ABSTRACT
He will discuss what humans can and should contribute to superhuman AIs—not general ones intended to be like humans, but ones for specific applications that make the world a better place. He will discuss how the application should drive research. He will present extensive experiences from having fielded superhuman AIs for combinatorial markets, organ exchanges, and imperfect-information game settings. He will discuss inventing and scoping novel AI applications. He will discuss how humans should supply the value framework while leaving policy optimization and combinatorics for AI. He will cover a framework that separates those ends and means, and conducts future-aware optimization in very-large-scale dynamic problems in a scalable way. He will wonder about the future of science when theorems (not just proofs) and empirical theories need to be so long that they are beyond human comprehension. He will discuss human overconfidence in humans over AI. He will discuss what explainability could be and why in many AI applications it should not be required. Finally, he will suggest flipping ethics around from an ex post discussion activity to a system-design discipline that he coins pre-design ethics.
BIO
Tuomas Sandholm is Angel Jordan University Professor of Computer Science at Carnegie Mellon University and a serial entrepreneur. His research focuses on the convergence of artificial intelligence, economics, and operations research. He is Co-Director of CMU AI. He is Founder and Director of the Electronic Marketplaces Laboratory.

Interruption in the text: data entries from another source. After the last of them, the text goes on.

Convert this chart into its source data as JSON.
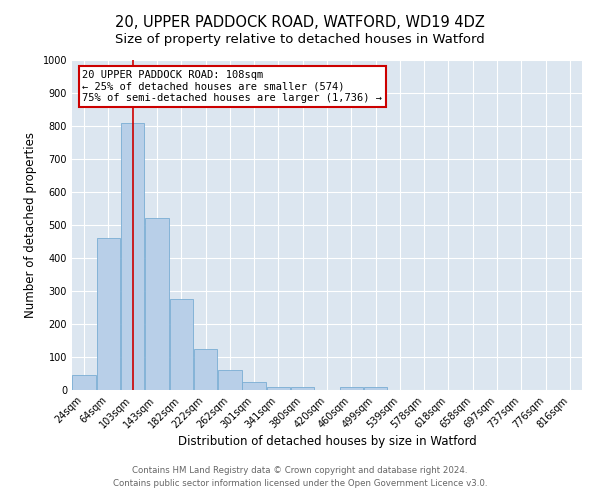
{
  "title1": "20, UPPER PADDOCK ROAD, WATFORD, WD19 4DZ",
  "title2": "Size of property relative to detached houses in Watford",
  "xlabel": "Distribution of detached houses by size in Watford",
  "ylabel": "Number of detached properties",
  "categories": [
    "24sqm",
    "64sqm",
    "103sqm",
    "143sqm",
    "182sqm",
    "222sqm",
    "262sqm",
    "301sqm",
    "341sqm",
    "380sqm",
    "420sqm",
    "460sqm",
    "499sqm",
    "539sqm",
    "578sqm",
    "618sqm",
    "658sqm",
    "697sqm",
    "737sqm",
    "776sqm",
    "816sqm"
  ],
  "values": [
    46,
    460,
    810,
    520,
    275,
    125,
    60,
    25,
    10,
    10,
    0,
    10,
    10,
    0,
    0,
    0,
    0,
    0,
    0,
    0,
    0
  ],
  "bar_color": "#b8cfe8",
  "bar_edge_color": "#7aadd4",
  "vline_color": "#cc0000",
  "annotation_text": "20 UPPER PADDOCK ROAD: 108sqm\n← 25% of detached houses are smaller (574)\n75% of semi-detached houses are larger (1,736) →",
  "annotation_box_color": "#ffffff",
  "annotation_box_edge": "#cc0000",
  "ylim": [
    0,
    1000
  ],
  "yticks": [
    0,
    100,
    200,
    300,
    400,
    500,
    600,
    700,
    800,
    900,
    1000
  ],
  "background_color": "#dce6f0",
  "footer1": "Contains HM Land Registry data © Crown copyright and database right 2024.",
  "footer2": "Contains public sector information licensed under the Open Government Licence v3.0.",
  "title1_fontsize": 10.5,
  "title2_fontsize": 9.5,
  "tick_fontsize": 7,
  "ylabel_fontsize": 8.5,
  "xlabel_fontsize": 8.5,
  "footer_fontsize": 6.2,
  "annotation_fontsize": 7.5
}
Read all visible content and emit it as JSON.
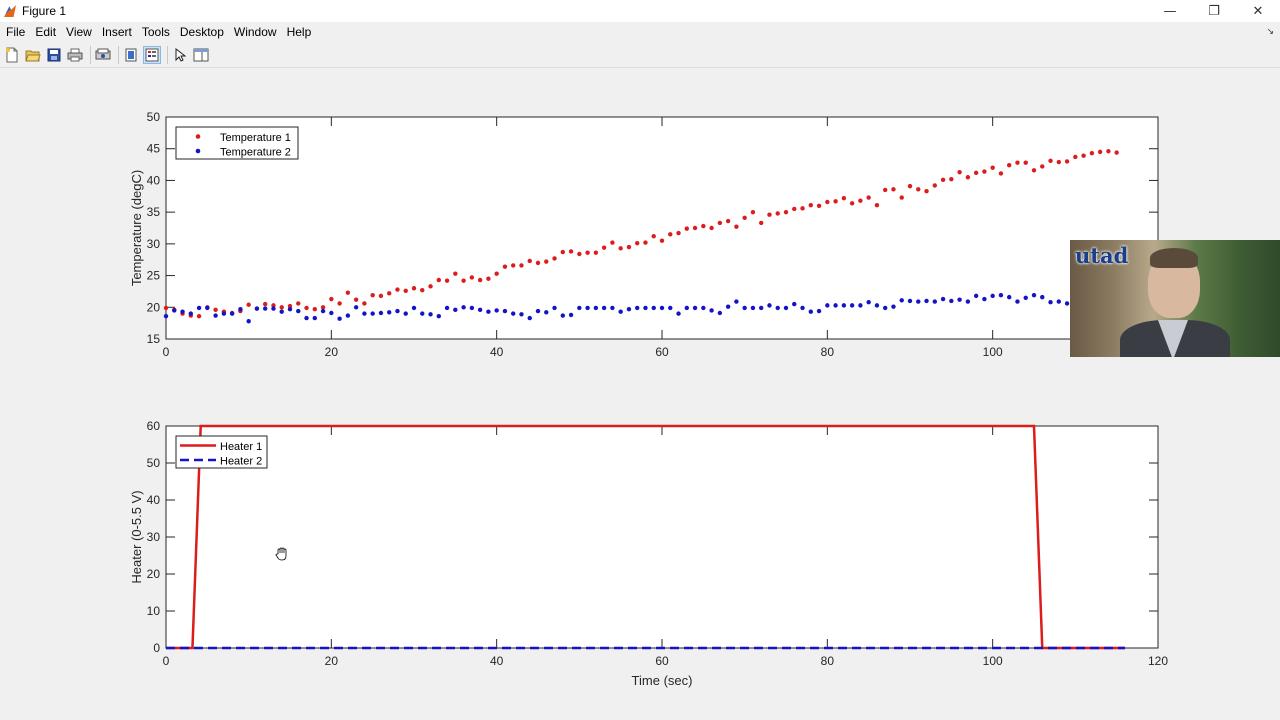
{
  "window": {
    "title": "Figure 1",
    "minimize_glyph": "—",
    "restore_glyph": "❐",
    "close_glyph": "✕"
  },
  "menu": [
    "File",
    "Edit",
    "View",
    "Insert",
    "Tools",
    "Desktop",
    "Window",
    "Help"
  ],
  "toolbar": {
    "icons": [
      "new-figure-icon",
      "open-file-icon",
      "save-icon",
      "print-icon",
      "print-preview-icon",
      "link-plot-icon",
      "insert-legend-icon",
      "edit-plot-cursor-icon",
      "property-inspector-icon"
    ]
  },
  "webcam": {
    "logo_text": "utad"
  },
  "chart_data": [
    {
      "type": "scatter",
      "title": "",
      "xlabel": "",
      "ylabel": "Temperature (degC)",
      "xlim": [
        0,
        120
      ],
      "ylim": [
        15,
        50
      ],
      "xticks": [
        0,
        20,
        40,
        60,
        80,
        100
      ],
      "yticks": [
        15,
        20,
        25,
        30,
        35,
        40,
        45,
        50
      ],
      "grid": false,
      "legend": "top-left",
      "series": [
        {
          "name": "Temperature 1",
          "color": "#dd1c1c",
          "x": [
            0,
            1,
            2,
            3,
            4,
            5,
            6,
            7,
            8,
            9,
            10,
            11,
            12,
            13,
            14,
            15,
            16,
            17,
            18,
            19,
            20,
            21,
            22,
            23,
            24,
            25,
            26,
            27,
            28,
            29,
            30,
            31,
            32,
            33,
            34,
            35,
            36,
            37,
            38,
            39,
            40,
            41,
            42,
            43,
            44,
            45,
            46,
            47,
            48,
            49,
            50,
            51,
            52,
            53,
            54,
            55,
            56,
            57,
            58,
            59,
            60,
            61,
            62,
            63,
            64,
            65,
            66,
            67,
            68,
            69,
            70,
            71,
            72,
            73,
            74,
            75,
            76,
            77,
            78,
            79,
            80,
            81,
            82,
            83,
            84,
            85,
            86,
            87,
            88,
            89,
            90,
            91,
            92,
            93,
            94,
            95,
            96,
            97,
            98,
            99,
            100,
            101,
            102,
            103,
            104,
            105,
            106,
            107,
            108,
            109,
            110,
            111,
            112,
            113,
            114,
            115
          ],
          "y": [
            19.9,
            19.6,
            19.0,
            18.7,
            18.6,
            20.0,
            19.6,
            19.3,
            19.1,
            19.4,
            20.4,
            19.8,
            20.5,
            20.3,
            20.0,
            20.2,
            20.6,
            19.9,
            19.7,
            20.0,
            21.3,
            20.6,
            22.3,
            21.2,
            20.6,
            21.9,
            21.8,
            22.2,
            22.8,
            22.6,
            23.0,
            22.7,
            23.3,
            24.3,
            24.2,
            25.3,
            24.2,
            24.7,
            24.3,
            24.5,
            25.3,
            26.4,
            26.6,
            26.6,
            27.3,
            27.0,
            27.2,
            27.7,
            28.7,
            28.8,
            28.4,
            28.6,
            28.6,
            29.4,
            30.2,
            29.3,
            29.5,
            30.1,
            30.2,
            31.2,
            30.5,
            31.5,
            31.7,
            32.4,
            32.5,
            32.8,
            32.5,
            33.3,
            33.6,
            32.7,
            34.1,
            35.0,
            33.3,
            34.6,
            34.8,
            35.0,
            35.5,
            35.6,
            36.1,
            36.0,
            36.6,
            36.7,
            37.2,
            36.4,
            36.8,
            37.3,
            36.1,
            38.5,
            38.6,
            37.3,
            39.1,
            38.6,
            38.3,
            39.2,
            40.1,
            40.2,
            41.3,
            40.5,
            41.2,
            41.4,
            42.0,
            41.1,
            42.4,
            42.8,
            42.8,
            41.6,
            42.2,
            43.1,
            42.9,
            43.0,
            43.7,
            43.9,
            44.3,
            44.5,
            44.6,
            44.4
          ]
        },
        {
          "name": "Temperature 2",
          "color": "#1313c8",
          "x": [
            0,
            1,
            2,
            3,
            4,
            5,
            6,
            7,
            8,
            9,
            10,
            11,
            12,
            13,
            14,
            15,
            16,
            17,
            18,
            19,
            20,
            21,
            22,
            23,
            24,
            25,
            26,
            27,
            28,
            29,
            30,
            31,
            32,
            33,
            34,
            35,
            36,
            37,
            38,
            39,
            40,
            41,
            42,
            43,
            44,
            45,
            46,
            47,
            48,
            49,
            50,
            51,
            52,
            53,
            54,
            55,
            56,
            57,
            58,
            59,
            60,
            61,
            62,
            63,
            64,
            65,
            66,
            67,
            68,
            69,
            70,
            71,
            72,
            73,
            74,
            75,
            76,
            77,
            78,
            79,
            80,
            81,
            82,
            83,
            84,
            85,
            86,
            87,
            88,
            89,
            90,
            91,
            92,
            93,
            94,
            95,
            96,
            97,
            98,
            99,
            100,
            101,
            102,
            103,
            104,
            105,
            106,
            107,
            108,
            109,
            110,
            111,
            112,
            113,
            114,
            115
          ],
          "y": [
            18.6,
            19.5,
            19.3,
            19.0,
            19.9,
            19.9,
            18.7,
            19.0,
            19.0,
            19.7,
            17.8,
            19.8,
            19.8,
            19.8,
            19.3,
            19.7,
            19.4,
            18.3,
            18.3,
            19.4,
            19.1,
            18.2,
            18.7,
            20.0,
            19.0,
            19.0,
            19.1,
            19.2,
            19.4,
            19.0,
            19.9,
            19.0,
            18.9,
            18.6,
            19.9,
            19.6,
            20.0,
            19.9,
            19.6,
            19.3,
            19.5,
            19.4,
            19.0,
            18.9,
            18.3,
            19.4,
            19.2,
            19.9,
            18.7,
            18.8,
            19.9,
            19.9,
            19.9,
            19.9,
            19.9,
            19.3,
            19.7,
            19.9,
            19.9,
            19.9,
            19.9,
            19.9,
            19.0,
            19.9,
            19.9,
            19.9,
            19.5,
            19.1,
            20.1,
            20.9,
            19.9,
            19.9,
            19.9,
            20.3,
            19.9,
            19.9,
            20.5,
            19.9,
            19.3,
            19.4,
            20.3,
            20.3,
            20.3,
            20.3,
            20.3,
            20.8,
            20.3,
            19.9,
            20.1,
            21.1,
            21.0,
            20.9,
            21.0,
            20.9,
            21.3,
            21.0,
            21.2,
            20.9,
            21.8,
            21.3,
            21.8,
            21.9,
            21.6,
            20.9,
            21.5,
            21.9,
            21.6,
            20.8,
            20.9,
            20.6,
            20.6,
            20.6,
            20.6,
            20.6,
            20.6,
            20.5
          ]
        }
      ]
    },
    {
      "type": "line",
      "title": "",
      "xlabel": "Time (sec)",
      "ylabel": "Heater (0-5.5 V)",
      "xlim": [
        0,
        120
      ],
      "ylim": [
        0,
        60
      ],
      "xticks": [
        0,
        20,
        40,
        60,
        80,
        100,
        120
      ],
      "yticks": [
        0,
        10,
        20,
        30,
        40,
        50,
        60
      ],
      "grid": false,
      "legend": "top-left",
      "series": [
        {
          "name": "Heater 1",
          "color": "#dd1c1c",
          "style": "solid",
          "x": [
            0,
            3.2,
            4.2,
            105,
            106,
            116
          ],
          "y": [
            0,
            0,
            60,
            60,
            0,
            0
          ]
        },
        {
          "name": "Heater 2",
          "color": "#1313c8",
          "style": "dashed",
          "x": [
            0,
            116
          ],
          "y": [
            0,
            0
          ]
        }
      ]
    }
  ]
}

In parallel with his academic career, he was Founder, Chairman, first CEO, and CTO/Chief Scientist of CombineNet, Inc. from 1997 until its acquisition in 2010. During this period the company commercialized over 800 of the world’s largest-scale generalized combinatorial multi-attribute auctions, with over $60 billion in total spend and over $6 billion in generated savings. He is Founder and CEO of Optimized Markets, Inc., which is bringing a new optimization-powered paradigm to advertising campaign sales, scheduling, and pricing in linear and nonlinear TV, display, streaming, and cross-media advertising.
Since 2010, his algorithms have been running the national kidney exchange for UNOS, where they make the kidney exchange transplant plan for 80% of U.S. transplant centers together each week. He also co-invented never-ending altruist-donor-initiated chains, which have become the main modality of kidney exchange worldwide and have led to around 10,000 life-saving transplants. He invented liver lobe and multi-organ exchanges, and the first liver-kidney swap took place in 2019.
He has developed the leading algorithms and pipelines for several general game classes. The team he leads is the multi-time world champion in AI-vs-AI heads-up no-limit Texas hold’em, the main benchmark and decades-open challenge problem for application-independent algorithms for imperfect-information games. Their AI Libratus became the first and only AI to beat top humans at that game. Then their AI Pluribus became the first and only AI to beat top humans at the multi-player game. That is the first superhuman milestone in any game beyond two-player zero-sum games. He is Founder and CEO of Strategic Machine, Inc., which provides solutions for strategic reasoning in business and gaming applications. He is Founder and CEO of Strategy Robot, Inc., which focuses on defense, intelligence, and other government applications.
Among his honors are the Minsky Medal, Engelmore Award, Computers and Thought Award, inaugural ACM Autonomous Agents Research Award, CMU’s Allen Newell Award for Research Excellence, Sloan Fellowship, NSF Career Award, Carnegie Science Center Award for Excellence, Edelman Laureateship, and Goldman Sachs 100 Most Intriguing Entrepreneurs. He is Fellow of the ACM, AAAI, and INFORMS. He holds an honorary doctorate from the University of Zurich.